Guest post by Jackie Davis, assistant editor. In our May issue, we have an article on mice at the cottage (pg. 135). Based on the number of letters we’ve gotten (already!), this is a huge topic for cottagers.
We usually have mice at my cottage, and it doesn’t bother me that much. I expect mice there, just as I expect other grossness like cobwebs in my hair, and the possibility of accidentally swallowing an ant because it drowned inside my Coke can. It’s the cottage, so, you know, bring on the nature.
But it’s different in the city. I lived for a year in a hideously mouse-infested apartment (with my sister). Looking back, I’m not sure how we stayed there so long.

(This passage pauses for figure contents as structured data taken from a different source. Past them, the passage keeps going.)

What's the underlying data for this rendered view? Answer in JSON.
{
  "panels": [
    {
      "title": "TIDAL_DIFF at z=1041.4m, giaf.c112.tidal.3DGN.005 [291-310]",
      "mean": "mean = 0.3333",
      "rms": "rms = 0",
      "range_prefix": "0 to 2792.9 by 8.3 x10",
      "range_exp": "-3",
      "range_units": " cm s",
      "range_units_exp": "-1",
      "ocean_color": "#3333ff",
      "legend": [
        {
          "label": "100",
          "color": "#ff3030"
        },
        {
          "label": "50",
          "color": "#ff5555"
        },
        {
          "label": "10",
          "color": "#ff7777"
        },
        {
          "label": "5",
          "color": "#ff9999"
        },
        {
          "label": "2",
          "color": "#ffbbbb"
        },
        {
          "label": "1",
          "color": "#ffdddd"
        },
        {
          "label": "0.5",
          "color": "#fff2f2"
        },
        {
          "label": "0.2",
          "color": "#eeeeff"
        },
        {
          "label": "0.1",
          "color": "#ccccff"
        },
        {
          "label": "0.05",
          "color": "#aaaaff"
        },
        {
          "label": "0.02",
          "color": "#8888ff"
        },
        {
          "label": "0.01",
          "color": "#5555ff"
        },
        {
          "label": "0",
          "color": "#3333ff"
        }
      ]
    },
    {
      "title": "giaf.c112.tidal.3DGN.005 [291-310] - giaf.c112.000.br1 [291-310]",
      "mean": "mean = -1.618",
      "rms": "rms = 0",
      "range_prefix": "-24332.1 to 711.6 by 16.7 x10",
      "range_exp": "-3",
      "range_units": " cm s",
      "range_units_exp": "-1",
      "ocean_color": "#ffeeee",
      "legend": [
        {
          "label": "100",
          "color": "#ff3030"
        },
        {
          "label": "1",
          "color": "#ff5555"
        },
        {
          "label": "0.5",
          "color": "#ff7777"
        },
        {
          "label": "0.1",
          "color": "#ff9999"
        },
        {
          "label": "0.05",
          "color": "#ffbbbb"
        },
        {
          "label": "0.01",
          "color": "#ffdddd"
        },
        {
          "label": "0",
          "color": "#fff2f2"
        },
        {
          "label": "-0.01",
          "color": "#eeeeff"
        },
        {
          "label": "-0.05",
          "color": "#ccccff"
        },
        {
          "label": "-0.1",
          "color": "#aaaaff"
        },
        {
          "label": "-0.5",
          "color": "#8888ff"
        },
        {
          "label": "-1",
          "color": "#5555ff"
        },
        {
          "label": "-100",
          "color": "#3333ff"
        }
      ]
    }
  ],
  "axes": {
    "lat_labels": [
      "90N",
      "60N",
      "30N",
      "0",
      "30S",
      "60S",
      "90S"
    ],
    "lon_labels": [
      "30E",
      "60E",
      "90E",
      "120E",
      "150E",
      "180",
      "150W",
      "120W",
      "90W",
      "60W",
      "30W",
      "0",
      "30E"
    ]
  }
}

Or why, right off the bat, we didn’t consider that this old, drafty, rundown place might have ongoing mice problems. (The traps under the sink should have been a dead giveaway.)
Anyway, at first we didn’t care. “Whatever. Mice are cute,” I said, when we first saw droppings in the cutlery drawer. We set out some humane traps. But that didn’t work, and soon we found droppings everywhere—all over the kitchen, the bathroom, in the laundry hamper, and in our beds. At night we heard non-stop squeaking coming from behind the fridge, and saw mice scurrying along the floorboards. We both developed mysterious illness symptoms. “I think you have hantavirus,” said our mother. I started having nightmares that mice were living inside my hair.

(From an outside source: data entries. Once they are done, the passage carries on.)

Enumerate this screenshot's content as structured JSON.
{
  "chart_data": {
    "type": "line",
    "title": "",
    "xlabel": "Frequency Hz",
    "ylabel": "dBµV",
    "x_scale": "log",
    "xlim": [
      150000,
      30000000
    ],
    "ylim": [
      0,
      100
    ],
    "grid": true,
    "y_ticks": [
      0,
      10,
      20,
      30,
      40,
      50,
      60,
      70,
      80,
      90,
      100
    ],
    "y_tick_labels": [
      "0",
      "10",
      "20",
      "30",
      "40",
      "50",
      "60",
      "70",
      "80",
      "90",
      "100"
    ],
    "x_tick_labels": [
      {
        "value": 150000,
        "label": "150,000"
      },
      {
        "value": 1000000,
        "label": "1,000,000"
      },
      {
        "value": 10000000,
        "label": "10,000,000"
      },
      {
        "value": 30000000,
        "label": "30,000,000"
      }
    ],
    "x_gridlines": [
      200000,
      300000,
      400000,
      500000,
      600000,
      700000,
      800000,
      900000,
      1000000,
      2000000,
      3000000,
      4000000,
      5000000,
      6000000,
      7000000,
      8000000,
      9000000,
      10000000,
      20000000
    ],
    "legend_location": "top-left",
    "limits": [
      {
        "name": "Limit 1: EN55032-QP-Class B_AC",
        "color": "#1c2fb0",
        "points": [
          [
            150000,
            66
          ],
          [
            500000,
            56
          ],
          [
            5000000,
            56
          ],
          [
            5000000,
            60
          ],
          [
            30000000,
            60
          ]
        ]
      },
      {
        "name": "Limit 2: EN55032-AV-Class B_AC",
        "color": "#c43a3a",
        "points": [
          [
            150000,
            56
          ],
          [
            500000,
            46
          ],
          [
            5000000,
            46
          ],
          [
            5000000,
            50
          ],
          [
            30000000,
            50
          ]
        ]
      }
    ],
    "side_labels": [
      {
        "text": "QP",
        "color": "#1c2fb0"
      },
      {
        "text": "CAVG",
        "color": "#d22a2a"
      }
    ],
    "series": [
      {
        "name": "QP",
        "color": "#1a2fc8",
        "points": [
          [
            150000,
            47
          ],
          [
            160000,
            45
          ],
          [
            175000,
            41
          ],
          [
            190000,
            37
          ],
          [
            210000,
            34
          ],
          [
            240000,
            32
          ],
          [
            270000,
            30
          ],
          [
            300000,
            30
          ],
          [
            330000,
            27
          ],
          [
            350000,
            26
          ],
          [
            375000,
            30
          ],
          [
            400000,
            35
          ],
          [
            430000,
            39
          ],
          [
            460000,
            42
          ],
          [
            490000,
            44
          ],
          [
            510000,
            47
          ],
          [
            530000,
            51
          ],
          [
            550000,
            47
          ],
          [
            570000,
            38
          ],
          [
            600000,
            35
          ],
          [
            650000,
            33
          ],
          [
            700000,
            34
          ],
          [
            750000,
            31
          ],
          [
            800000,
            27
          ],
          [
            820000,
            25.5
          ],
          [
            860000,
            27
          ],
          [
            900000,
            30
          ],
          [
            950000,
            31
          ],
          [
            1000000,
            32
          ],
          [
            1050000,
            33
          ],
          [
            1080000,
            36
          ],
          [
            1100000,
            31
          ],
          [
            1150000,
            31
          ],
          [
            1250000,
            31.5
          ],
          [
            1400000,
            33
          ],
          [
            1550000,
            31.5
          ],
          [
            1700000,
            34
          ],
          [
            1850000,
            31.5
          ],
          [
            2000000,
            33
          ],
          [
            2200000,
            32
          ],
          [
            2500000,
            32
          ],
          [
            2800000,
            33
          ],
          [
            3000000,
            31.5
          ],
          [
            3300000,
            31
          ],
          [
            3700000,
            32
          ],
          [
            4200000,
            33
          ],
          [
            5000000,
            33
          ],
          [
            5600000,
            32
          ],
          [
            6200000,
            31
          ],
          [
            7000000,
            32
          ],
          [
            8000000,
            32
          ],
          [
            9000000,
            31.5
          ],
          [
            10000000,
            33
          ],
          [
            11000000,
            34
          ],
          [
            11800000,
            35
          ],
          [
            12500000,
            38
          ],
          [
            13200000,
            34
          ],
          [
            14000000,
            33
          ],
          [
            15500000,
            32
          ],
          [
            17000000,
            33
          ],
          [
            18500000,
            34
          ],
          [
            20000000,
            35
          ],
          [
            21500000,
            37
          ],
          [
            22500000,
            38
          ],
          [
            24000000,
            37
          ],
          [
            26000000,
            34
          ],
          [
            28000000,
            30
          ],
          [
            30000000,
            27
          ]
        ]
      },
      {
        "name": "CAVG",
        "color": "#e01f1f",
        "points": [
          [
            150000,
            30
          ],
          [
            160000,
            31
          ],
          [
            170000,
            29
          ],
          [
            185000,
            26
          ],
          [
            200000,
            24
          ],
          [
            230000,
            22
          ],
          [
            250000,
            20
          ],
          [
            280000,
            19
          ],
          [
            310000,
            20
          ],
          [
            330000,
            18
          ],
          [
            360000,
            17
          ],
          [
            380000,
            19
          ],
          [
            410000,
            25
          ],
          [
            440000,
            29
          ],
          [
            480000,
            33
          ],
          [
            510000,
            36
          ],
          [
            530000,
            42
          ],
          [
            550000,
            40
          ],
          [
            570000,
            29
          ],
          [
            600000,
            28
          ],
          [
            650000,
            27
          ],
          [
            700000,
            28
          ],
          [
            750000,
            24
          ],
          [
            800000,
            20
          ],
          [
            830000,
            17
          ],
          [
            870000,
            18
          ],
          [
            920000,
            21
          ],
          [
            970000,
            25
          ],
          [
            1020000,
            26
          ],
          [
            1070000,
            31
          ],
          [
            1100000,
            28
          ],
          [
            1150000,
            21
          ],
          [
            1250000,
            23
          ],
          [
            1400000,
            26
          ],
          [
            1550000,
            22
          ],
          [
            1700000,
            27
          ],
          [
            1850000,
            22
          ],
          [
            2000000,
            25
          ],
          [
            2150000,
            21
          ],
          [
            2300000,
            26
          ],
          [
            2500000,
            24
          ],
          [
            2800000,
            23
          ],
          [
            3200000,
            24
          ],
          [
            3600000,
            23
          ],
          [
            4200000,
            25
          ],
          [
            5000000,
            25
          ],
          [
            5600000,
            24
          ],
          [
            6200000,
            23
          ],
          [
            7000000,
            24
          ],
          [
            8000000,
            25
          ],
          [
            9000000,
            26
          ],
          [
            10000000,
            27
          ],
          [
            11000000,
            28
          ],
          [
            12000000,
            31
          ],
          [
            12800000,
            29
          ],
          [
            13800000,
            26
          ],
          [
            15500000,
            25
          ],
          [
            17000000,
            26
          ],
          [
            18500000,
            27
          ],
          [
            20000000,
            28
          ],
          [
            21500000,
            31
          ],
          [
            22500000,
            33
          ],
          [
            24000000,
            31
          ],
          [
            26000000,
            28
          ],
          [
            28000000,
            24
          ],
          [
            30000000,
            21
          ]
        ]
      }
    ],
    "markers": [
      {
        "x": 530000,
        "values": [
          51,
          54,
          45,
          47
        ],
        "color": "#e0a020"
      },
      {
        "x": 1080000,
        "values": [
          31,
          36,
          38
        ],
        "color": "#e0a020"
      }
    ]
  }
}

So we used more traps, and different traps. We bought sonic-repellant devices. We borrowed cats. We considered poison, but the guy at the hardware store warned us against it. “No, you fools!” he shouted. “It will only make them stronger!” Or maybe he just said, “No, I think mice have become immune to that stuff.”
Nothing could stop the mice. Soon, we saw them constantly. They didn’t try to hide anymore—they’d stroll across the living room in the middle of the day while we were watching reruns of The Fresh Prince of Bel-Air, like, Hey, what’s up? Oh, by the way, we’re almost out of toilet paper. They really should have been paying rent.

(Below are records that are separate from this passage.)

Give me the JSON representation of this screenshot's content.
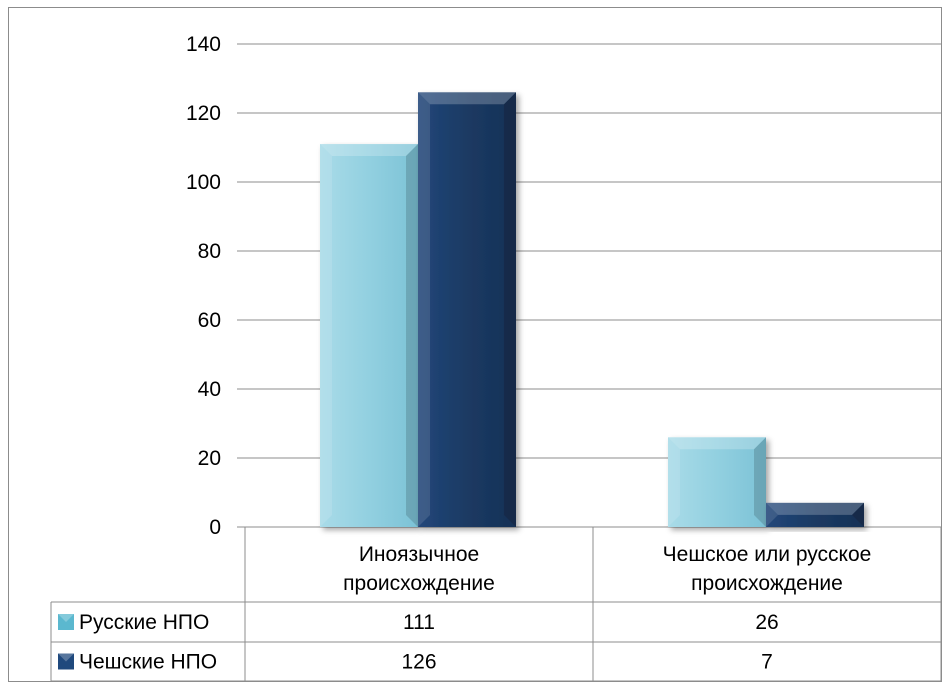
{
  "chart_data": {
    "type": "bar",
    "categories": [
      [
        "Иноязычное",
        "происхождение"
      ],
      [
        "Чешское или русское",
        "происхождение"
      ]
    ],
    "series": [
      {
        "name": "Русские НПО",
        "values": [
          111,
          26
        ],
        "color": "#92d0e0",
        "marker_color": "#5bb8cf"
      },
      {
        "name": "Чешские НПО",
        "values": [
          126,
          7
        ],
        "color": "#1b3a63",
        "marker_color": "#1f497d"
      }
    ],
    "ylim": [
      0,
      140
    ],
    "yticks": [
      0,
      20,
      40,
      60,
      80,
      100,
      120,
      140
    ],
    "grid": true,
    "legend": "data-table",
    "title": "",
    "xlabel": "",
    "ylabel": ""
  }
}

Once, late at night, I accidentally caught two of them, when they got stuck inside the kitchen garbage bin. I carried the bin through the darkness for five blocks to an old school, and dumped it out. Goobye, mice. Go infest some elementary students.
And then it hit me: The mice had broken me. They’d turned me into a soulless person. The mice had won.
My sister and I convinced our landlord to let us out of our one-year lease early. “Don’t rent this place,” we whispered to a guy and his girlfriend who came to look at the apartment. “We think there might be a mouse problem.”